While lanternfish and bristlemouths would likely be the most direct targets of commercial fishing efforts, the only way to catch them is to cast a wide net—imperiling every other species that lives there or visits. Unintended victims include the glass squid, a deep-sea cephalopod that is almost completely transparent and can fold its head and tentacles inside its body, Caiger says. There’s the countless bioluminescent jellyfish and, one of Caiger’s favorites, the stoplight loosejaw, a fish that can perceive red light (which is the equivalent of night vision goggles in the deep sea).
Current regulation of commercial fishing in the twilight zone is just as obscure and sparse as the zone itself. Commercial fishing technology is still a little ways away from developing a profitable way to mine life in the mesopelagic, but there have already been a few attempts to restrict fishing there before the industry can catch up. In 2016, for example, the Pacific Fisheries Management Council established a moratorium on the harvest of mesopelagic fish in the exclusive economic zone off the West Coast of the United States.

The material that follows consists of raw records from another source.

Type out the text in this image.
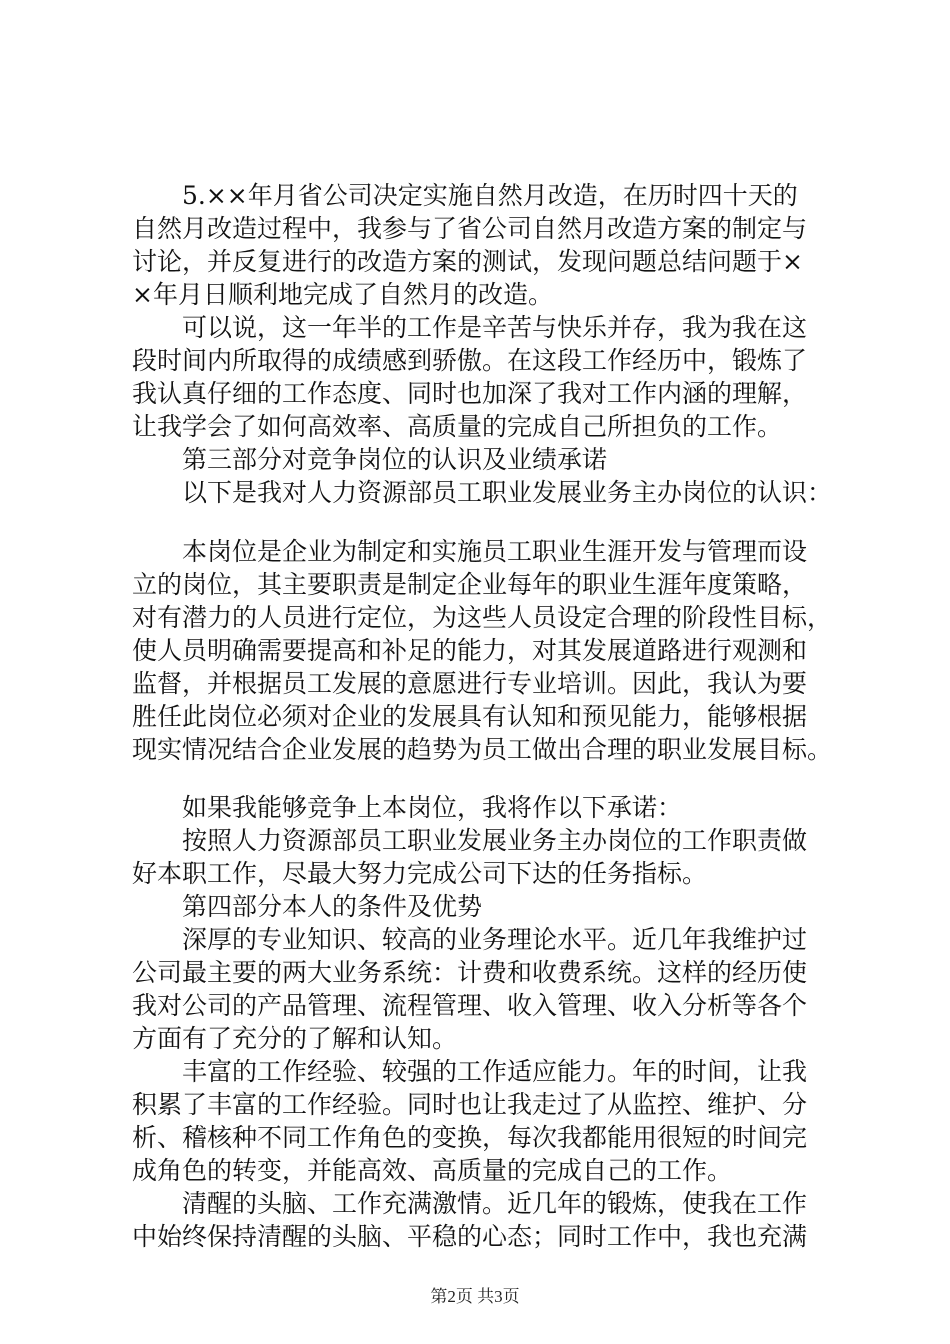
　　5.××年月省公司决定实施自然月改造，在历时四十天的
自然月改造过程中，我参与了省公司自然月改造方案的制定与
讨论，并反复进行的改造方案的测试，发现问题总结问题于×
×年月日顺利地完成了自然月的改造。
　　可以说，这一年半的工作是辛苦与快乐并存，我为我在这
段时间内所取得的成绩感到骄傲。在这段工作经历中，锻炼了
我认真仔细的工作态度、同时也加深了我对工作内涵的理解，
让我学会了如何高效率、高质量的完成自己所担负的工作。
　　第三部分对竞争岗位的认识及业绩承诺
　　以下是我对人力资源部员工职业发展业务主办岗位的认识：
　　本岗位是企业为制定和实施员工职业生涯开发与管理而设
立的岗位，其主要职责是制定企业每年的职业生涯年度策略，
对有潜力的人员进行定位，为这些人员设定合理的阶段性目标，
使人员明确需要提高和补足的能力，对其发展道路进行观测和
监督，并根据员工发展的意愿进行专业培训。因此，我认为要
胜任此岗位必须对企业的发展具有认知和预见能力，能够根据
现实情况结合企业发展的趋势为员工做出合理的职业发展目标。
　　如果我能够竞争上本岗位，我将作以下承诺：
　　按照人力资源部员工职业发展业务主办岗位的工作职责做
好本职工作，尽最大努力完成公司下达的任务指标。
　　第四部分本人的条件及优势
　　深厚的专业知识、较高的业务理论水平。近几年我维护过
公司最主要的两大业务系统：计费和收费系统。这样的经历使
我对公司的产品管理、流程管理、收入管理、收入分析等各个
方面有了充分的了解和认知。
　　丰富的工作经验、较强的工作适应能力。年的时间，让我
积累了丰富的工作经验。同时也让我走过了从监控、维护、分
析、稽核种不同工作角色的变换，每次我都能用很短的时间完
成角色的转变，并能高效、高质量的完成自己的工作。
　　清醒的头脑、工作充满激情。近几年的锻炼，使我在工作
中始终保持清醒的头脑、平稳的心态；同时工作中，我也充满
第2页 共3页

On August 30, the United Nations concluded the third round of negotiations around an international agreement that would improve the conservation and sustainable use of marine biodiversity in international waters, including the twilight zone. The fourth and final session will take place in the first half of 2020. According to Hoagland, discussions like these have been ongoing for a decade and are only now becoming formalized. “It’s hard to predict what’s going to happen, as the treaty is still in its early stages,” he says. Though he doubts any specific fisheries management tool will come out of the treaty, the current discussions involve environmental impact assessments for activities on the high seas—a step in the right direction, at least.

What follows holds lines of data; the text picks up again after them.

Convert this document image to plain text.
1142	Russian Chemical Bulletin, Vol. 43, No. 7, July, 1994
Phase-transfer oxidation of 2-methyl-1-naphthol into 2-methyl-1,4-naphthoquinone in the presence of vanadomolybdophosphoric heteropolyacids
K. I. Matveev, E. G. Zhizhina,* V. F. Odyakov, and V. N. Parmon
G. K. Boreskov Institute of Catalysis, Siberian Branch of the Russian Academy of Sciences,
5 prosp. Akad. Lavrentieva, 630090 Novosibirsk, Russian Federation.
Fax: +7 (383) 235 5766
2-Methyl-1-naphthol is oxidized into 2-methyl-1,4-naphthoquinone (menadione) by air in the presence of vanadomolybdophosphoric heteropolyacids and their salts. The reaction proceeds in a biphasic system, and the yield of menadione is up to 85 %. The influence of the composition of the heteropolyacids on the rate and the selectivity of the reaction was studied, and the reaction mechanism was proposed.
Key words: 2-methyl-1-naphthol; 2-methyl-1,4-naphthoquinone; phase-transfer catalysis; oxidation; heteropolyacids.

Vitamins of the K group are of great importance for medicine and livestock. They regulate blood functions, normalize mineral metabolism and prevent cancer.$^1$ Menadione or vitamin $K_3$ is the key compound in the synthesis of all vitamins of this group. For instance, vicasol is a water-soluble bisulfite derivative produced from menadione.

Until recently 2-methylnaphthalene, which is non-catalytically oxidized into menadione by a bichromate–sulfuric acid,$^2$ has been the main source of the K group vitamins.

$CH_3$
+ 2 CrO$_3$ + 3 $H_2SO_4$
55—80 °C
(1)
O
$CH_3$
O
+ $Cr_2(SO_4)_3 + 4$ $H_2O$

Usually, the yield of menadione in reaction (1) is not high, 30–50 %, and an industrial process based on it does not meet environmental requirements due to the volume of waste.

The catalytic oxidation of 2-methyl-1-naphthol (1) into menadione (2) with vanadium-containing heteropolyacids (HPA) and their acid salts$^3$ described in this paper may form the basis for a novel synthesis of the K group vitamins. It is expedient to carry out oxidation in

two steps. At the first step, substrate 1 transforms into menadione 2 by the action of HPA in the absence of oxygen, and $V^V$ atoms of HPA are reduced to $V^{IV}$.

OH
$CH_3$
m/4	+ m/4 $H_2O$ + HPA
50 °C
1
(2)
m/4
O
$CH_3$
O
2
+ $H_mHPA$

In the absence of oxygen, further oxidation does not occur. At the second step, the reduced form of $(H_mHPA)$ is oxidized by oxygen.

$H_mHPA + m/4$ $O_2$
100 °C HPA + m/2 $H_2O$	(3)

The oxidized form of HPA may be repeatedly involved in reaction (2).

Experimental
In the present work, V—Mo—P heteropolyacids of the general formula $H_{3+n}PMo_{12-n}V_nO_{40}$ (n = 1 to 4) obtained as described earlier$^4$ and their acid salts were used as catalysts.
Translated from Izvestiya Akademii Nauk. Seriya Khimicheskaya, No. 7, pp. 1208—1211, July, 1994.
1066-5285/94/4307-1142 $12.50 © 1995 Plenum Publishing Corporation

Hoagland hopes that the twilight zone fares better than other parts of the world once considered vast, unending wilderness—such as the Amazon. “We need to think carefully about what the sustainable use of the twilight zone could look like, to ensure future generations can benefit from it as well,” he says. “Otherwise it’s the tragedy of the unmanaged commons.” The worst would be for the brilliant, unseen life of the twilight zone to disappear before we even begin to understand it.